Il gup Michele Toriello, al termine del processo con rito abbreviato, ha condannato il figlio violento alla pena di 1 anno e 6 mesi.

Avrebbe picchiato ripetutamente la madre cardiopatica, sotto effetto di droga e alcol. Non solo, poiché si sarebbe scagliato contro i poliziotti che erano intervenuti dopo la richiesta di aiuto dell’anziana signora.

Il gup Michele Toriello, al termine del processo con rito abbreviato, ha condannato il figlio violento alla pena di 1 anno e 6 mesi.

Il 38enne leccese, assistito dall’avvocato Luciano De Francesco, rispondeva delle accuse di maltrattamenti in famiglia, lesioni personali e resistenza a pubblico ufficiale.

Secondo l’accusa, dal novembre 2020 fino al 10 gennaio 2021, il giovane minacciava di morte la madre cardiopatica che dovette in una circostanza, ricorrere alle cure dei sanitari.

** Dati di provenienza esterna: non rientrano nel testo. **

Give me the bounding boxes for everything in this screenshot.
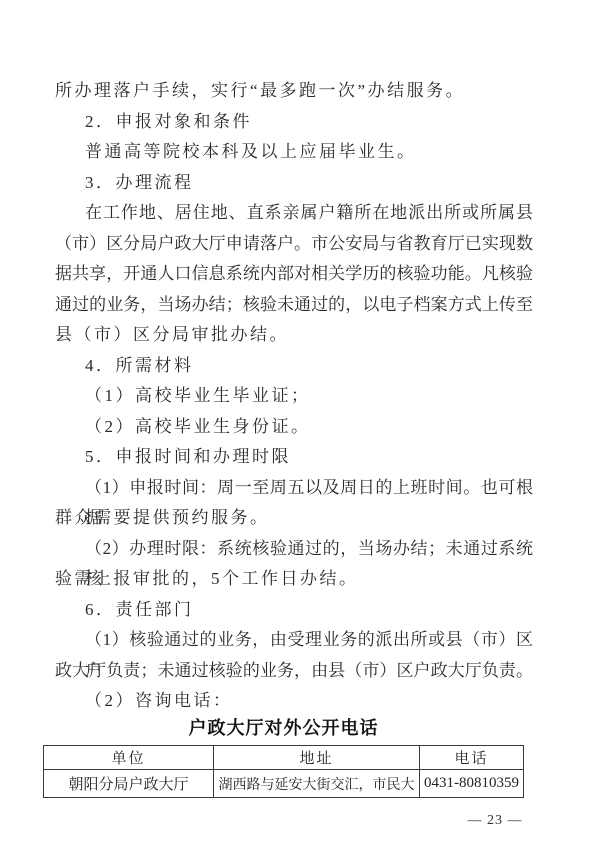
text-line: 4．所需材料 <box>55 351 533 382</box>
cell-phone: 0431-80810359 <box>420 770 524 798</box>
text-line: （1）高校毕业生毕业证； <box>55 381 533 412</box>
table-header-row: 单位 地址 电话 <box>44 746 524 770</box>
column-header-unit: 单位 <box>44 746 214 770</box>
text-line: 普通高等院校本科及以上应届毕业生。 <box>55 137 533 168</box>
text-line: 在工作地、居住地、直系亲属户籍所在地派出所或所属县 <box>55 198 533 229</box>
text-line: 2．申报对象和条件 <box>55 107 533 138</box>
text-line: 所办理落户手续，实行“最多跑一次”办结服务。 <box>55 76 533 107</box>
cell-address: 湖西路与延安大街交汇，市民大 <box>214 770 420 798</box>
text-line: 通过的业务，当场办结；核验未通过的，以电子档案方式上传至 <box>55 290 533 321</box>
text-line: （2）办理时限：系统核验通过的，当场办结；未通过系统核 <box>55 534 533 565</box>
page-number: — 23 — <box>453 810 537 832</box>
text-line: 县（市）区分局审批办结。 <box>55 320 533 351</box>
column-header-phone: 电话 <box>420 746 524 770</box>
body-text: 所办理落户手续，实行“最多跑一次”办结服务。 2．申报对象和条件 普通高等院校本… <box>55 76 533 717</box>
cell-unit: 朝阳分局户政大厅 <box>44 770 214 798</box>
table-row: 朝阳分局户政大厅 湖西路与延安大街交汇，市民大 0431-80810359 <box>44 770 524 798</box>
text-line: 3．办理流程 <box>55 168 533 199</box>
text-line: （1）核验通过的业务，由受理业务的派出所或县（市）区户 <box>55 625 533 656</box>
text-line: 5．申报时间和办理时限 <box>55 442 533 473</box>
text-line: 6．责任部门 <box>55 595 533 626</box>
text-line: （1）申报时间：周一至周五以及周日的上班时间。也可根据 <box>55 473 533 504</box>
text-line: 群众需要提供预约服务。 <box>55 503 533 534</box>
text-line: （市）区分局户政大厅申请落户。市公安局与省教育厅已实现数 <box>55 229 533 260</box>
text-line: 政大厅负责；未通过核验的业务，由县（市）区户政大厅负责。 <box>55 656 533 687</box>
text-line: 验需上报审批的，5个工作日办结。 <box>55 564 533 595</box>
document-page: 所办理落户手续，实行“最多跑一次”办结服务。 2．申报对象和条件 普通高等院校本… <box>0 0 589 858</box>
column-header-address: 地址 <box>214 746 420 770</box>
text-line: 据共享，开通人口信息系统内部对相关学历的核验功能。凡核验 <box>55 259 533 290</box>
table-title: 户政大厅对外公开电话 <box>0 712 567 744</box>
phone-table: 单位 地址 电话 朝阳分局户政大厅 湖西路与延安大街交汇，市民大 0431-80… <box>43 745 524 798</box>
text-line: （2）高校毕业生身份证。 <box>55 412 533 443</box>
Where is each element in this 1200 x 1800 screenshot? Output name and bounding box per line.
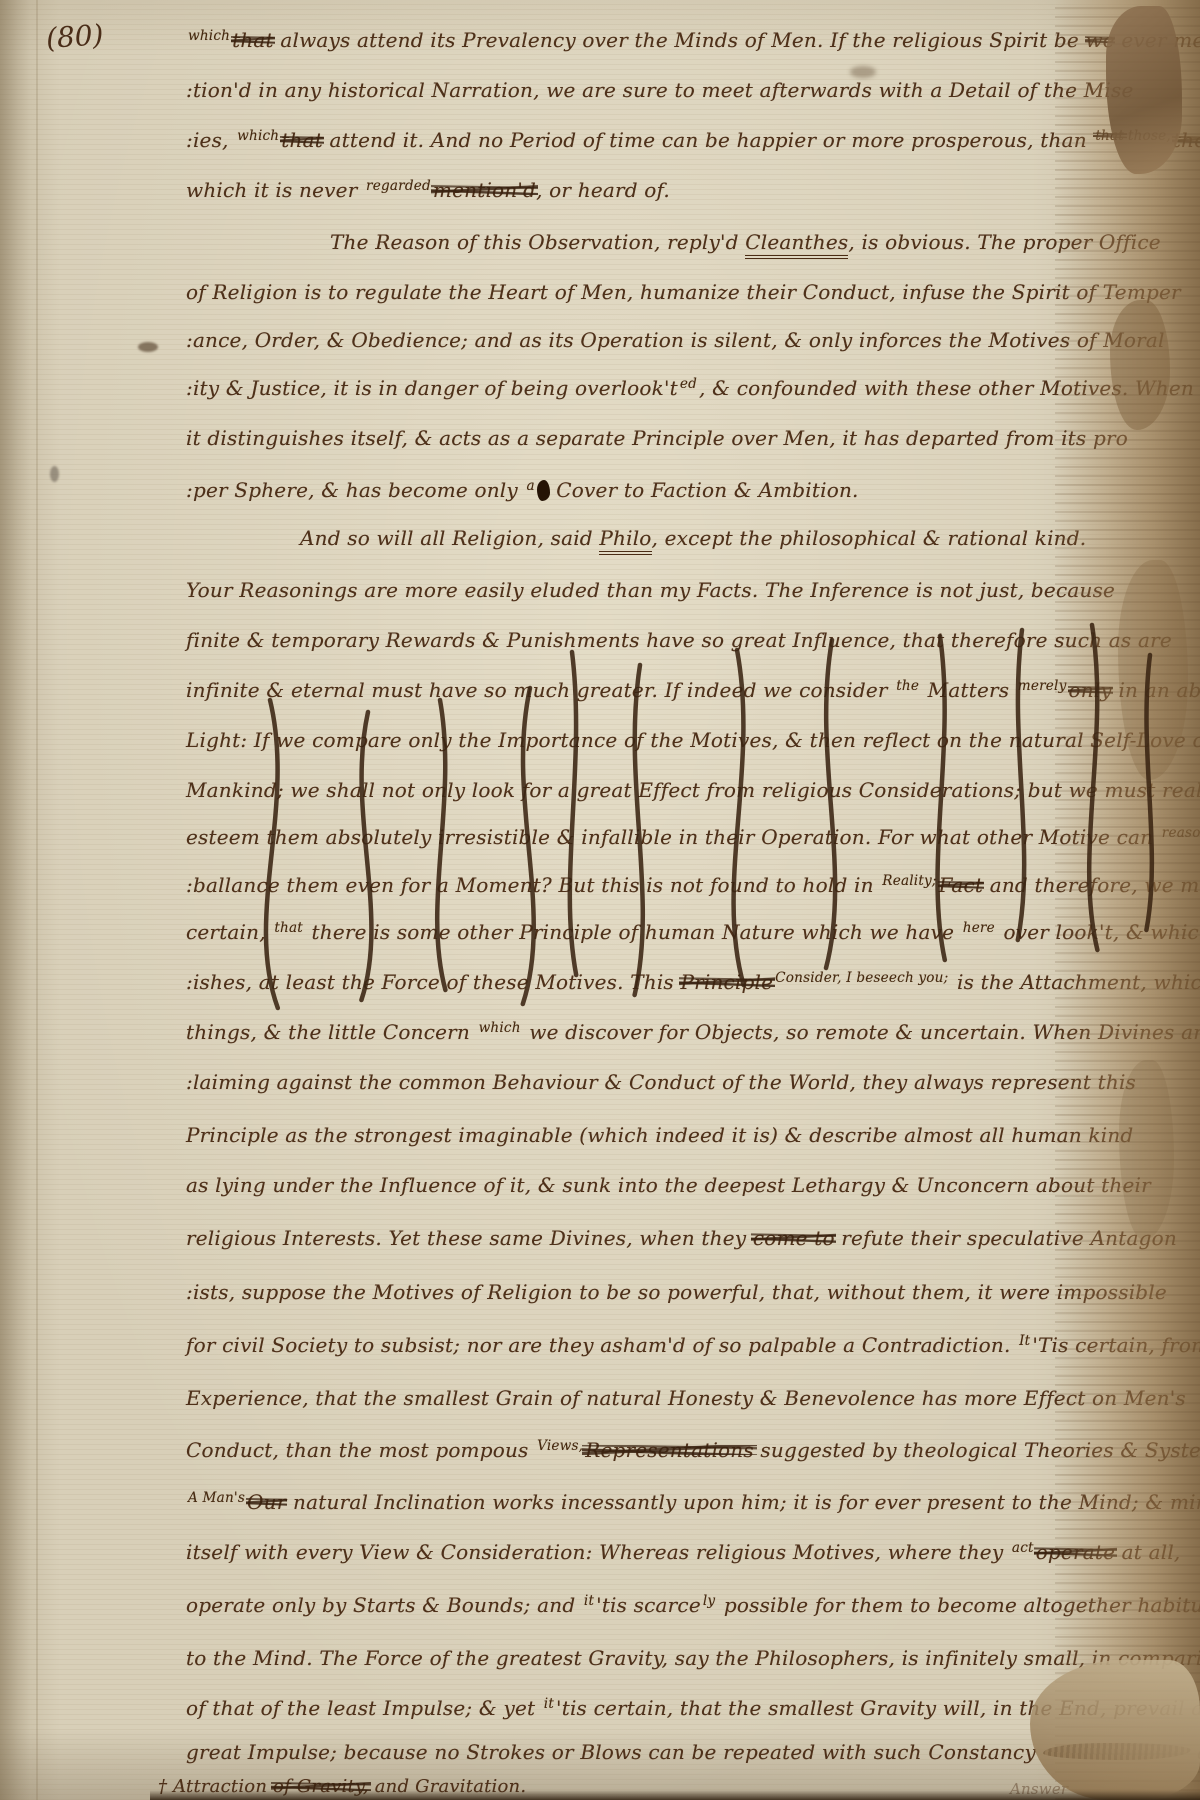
manuscript-line: certain, that there is some other Princi… [186,920,1200,944]
manuscript-line: :ists, suppose the Motives of Religion t… [186,1280,1167,1304]
manuscript-text: :ity & Justice, it is in danger of being… [186,376,678,400]
struck-word: come to [753,1226,835,1250]
interlinear-insertion: which [186,28,232,44]
manuscript-text: Principle as the strongest imaginable (w… [186,1123,1133,1147]
manuscript-line: it distinguishes itself, & acts as a sep… [186,426,1128,450]
struck-word: Our [247,1490,286,1514]
interlinear-insertion: which [477,1020,523,1036]
manuscript-text: Philo [599,526,651,555]
manuscript-text: to the Mind. The Force of the greatest G… [186,1646,1200,1670]
manuscript-text: things, & the little Concern [186,1020,477,1044]
manuscript-line: And so will all Religion, said Philo, ex… [300,526,1086,550]
manuscript-line: finite & temporary Rewards & Punishments… [186,628,1172,652]
manuscript-text: :ishes, at least the Force of these Moti… [186,970,680,994]
manuscript-text: great Impulse; because no Strokes or Blo… [186,1740,1043,1764]
manuscript-text: which it is never [186,178,364,202]
manuscript-text: operate only by Starts & Bounds; and [186,1593,582,1617]
manuscript-line: The Reason of this Observation, reply'd … [330,230,1161,254]
interlinear-insertion: act [1010,1540,1036,1556]
manuscript-line: Your Reasonings are more easily eluded t… [186,578,1115,602]
manuscript-line: Experience, that the smallest Grain of n… [186,1386,1186,1410]
manuscript-text: infinite & eternal must have so much gre… [186,678,894,702]
manuscript-line: Principle as the strongest imaginable (w… [186,1123,1133,1147]
bottom-shadow [150,1790,1200,1800]
manuscript-line: things, & the little Concern which we di… [186,1020,1200,1044]
interlinear-insertion: ly [701,1593,717,1609]
manuscript-text: :ballance them even for a Moment? But th… [186,873,880,897]
manuscript-line: :ballance them even for a Moment? But th… [186,873,1200,897]
manuscript-text: Conduct, than the most pompous [186,1438,535,1462]
manuscript-line: Mankind; we shall not only look for a gr… [186,778,1200,802]
struck-word: that [232,28,274,52]
edge-stain [1110,300,1170,430]
manuscript-text: :ance, Order, & Obedience; and as its Op… [186,328,1165,352]
manuscript-line: :tion'd in any historical Narration, we … [186,78,1134,102]
manuscript-line: operate only by Starts & Bounds; and it'… [186,1593,1200,1617]
interlinear-insertion: A Man's [186,1490,247,1506]
interlinear-insertion: regarded [364,178,433,194]
struck-word: mention'd [433,178,536,202]
manuscript-line: Conduct, than the most pompous Views,Rep… [186,1438,1200,1462]
manuscript-line: :laiming against the common Behaviour & … [186,1070,1136,1094]
ink-blot [537,480,550,501]
manuscript-text: Mankind; we shall not only look for a gr… [186,778,1200,802]
manuscript-line: Light: If we compare only the Importance… [186,728,1200,752]
manuscript-text: certain, [186,920,272,944]
interlinear-insertion: it [582,1593,596,1609]
manuscript-page: (80) whichthat always attend its Prevale… [0,0,1200,1800]
interlinear-insertion: It [1017,1333,1032,1349]
manuscript-text: :tion'd in any historical Narration, we … [186,78,1134,102]
manuscript-text: :per Sphere, & has become only [186,478,524,502]
manuscript-line: to the Mind. The Force of the greatest G… [186,1646,1200,1670]
manuscript-line: whichthat always attend its Prevalency o… [186,28,1200,52]
faint-smear [850,66,876,78]
manuscript-text: , or heard of. [536,178,670,202]
manuscript-line: :ance, Order, & Obedience; and as its Op… [186,328,1165,352]
manuscript-text: attend it. And no Period of time can be … [323,128,1093,152]
manuscript-text: :ists, suppose the Motives of Religion t… [186,1280,1167,1304]
interlinear-insertion: a [524,478,536,494]
manuscript-lines: whichthat always attend its Prevalency o… [0,0,1200,1800]
interlinear-insertion: the [894,678,921,694]
struck-word: Representations [585,1438,754,1462]
manuscript-line: as lying under the Influence of it, & su… [186,1173,1151,1197]
manuscript-line: :ies, whichthat attend it. And no Period… [186,128,1200,152]
manuscript-line: religious Interests. Yet these same Divi… [186,1226,1177,1250]
torn-corner [1106,6,1182,174]
manuscript-text: esteem them absolutely irresistible & in… [186,825,1160,849]
interlinear-insertion: ed [678,376,699,392]
manuscript-line: infinite & eternal must have so much gre… [186,678,1200,702]
manuscript-text: Cleanthes [745,230,848,259]
manuscript-text: there is some other Principle of human N… [305,920,961,944]
manuscript-line: of Religion is to regulate the Heart of … [186,280,1181,304]
struck-word: Fact [939,873,983,897]
manuscript-line: for civil Society to subsist; nor are th… [186,1333,1200,1357]
manuscript-text: Cover to Faction & Ambition. [550,478,859,502]
manuscript-text: always attend its Prevalency over the Mi… [274,28,1086,52]
manuscript-text: The Reason of this Observation, reply'd [330,230,745,254]
manuscript-text: :ies, [186,128,235,152]
manuscript-text: as lying under the Influence of it, & su… [186,1173,1151,1197]
interlinear-insertion: that [272,920,305,936]
manuscript-line: which it is never regardedmention'd, or … [186,178,670,202]
ink-smudge [138,342,158,352]
interlinear-insertion: Views, [535,1438,585,1454]
manuscript-text: of Religion is to regulate the Heart of … [186,280,1181,304]
paper-speck [50,466,59,482]
manuscript-line: :ity & Justice, it is in danger of being… [186,376,1194,400]
interlinear-insertion: Consider, I beseech you; [773,970,950,986]
interlinear-insertion: it [542,1696,556,1712]
manuscript-line: esteem them absolutely irresistible & in… [186,825,1200,849]
manuscript-text: of that of the least Impulse; & yet [186,1696,542,1720]
edge-stain [1118,560,1188,780]
interlinear-insertion: here [961,920,997,936]
manuscript-text: for civil Society to subsist; nor are th… [186,1333,1017,1357]
manuscript-text: Experience, that the smallest Grain of n… [186,1386,1186,1410]
interlinear-insertion: which [235,128,281,144]
edge-stain [1119,1060,1174,1240]
manuscript-text: And so will all Religion, said [300,526,599,550]
manuscript-text: religious Interests. Yet these same Divi… [186,1226,753,1250]
manuscript-line: :per Sphere, & has become only a Cover t… [186,478,859,502]
manuscript-text: itself with every View & Consideration: … [186,1540,1010,1564]
manuscript-text: :laiming against the common Behaviour & … [186,1070,1136,1094]
manuscript-line: itself with every View & Consideration: … [186,1540,1180,1564]
manuscript-text: finite & temporary Rewards & Punishments… [186,628,1172,652]
manuscript-line: A Man'sOur natural Inclination works inc… [186,1490,1200,1514]
manuscript-text: Light: If we compare only the Importance… [186,728,1200,752]
manuscript-text: , except the philosophical & rational ki… [652,526,1087,550]
interlinear-insertion: Reality; [880,873,938,889]
manuscript-text: Matters [921,678,1016,702]
manuscript-line: :ishes, at least the Force of these Moti… [186,970,1200,994]
binding-edge [1055,0,1200,1800]
struck-word: Principle [680,970,773,994]
manuscript-text: it distinguishes itself, & acts as a sep… [186,426,1128,450]
manuscript-text: Your Reasonings are more easily eluded t… [186,578,1115,602]
bottom-edge-damage [1030,1660,1200,1800]
struck-word: that [281,128,323,152]
manuscript-text: 'tis scarce [596,1593,701,1617]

E in altre occasioni, il 38enne avrebbe picchiato il genitore colpendolo con calci e pugni.

Ed il 10 gennaio del 2021, l’anziana signora chiese l’intervento degli agenti per l’aggressione subita. Quest’ultimi vennero presi a calci dal giovane, nel tentativo di calmarlo.

Per questo episodio, il 38enne venne arrestato e condotto presso la Casa Circondariale di Lecce, dove si trova tuttora detenuto.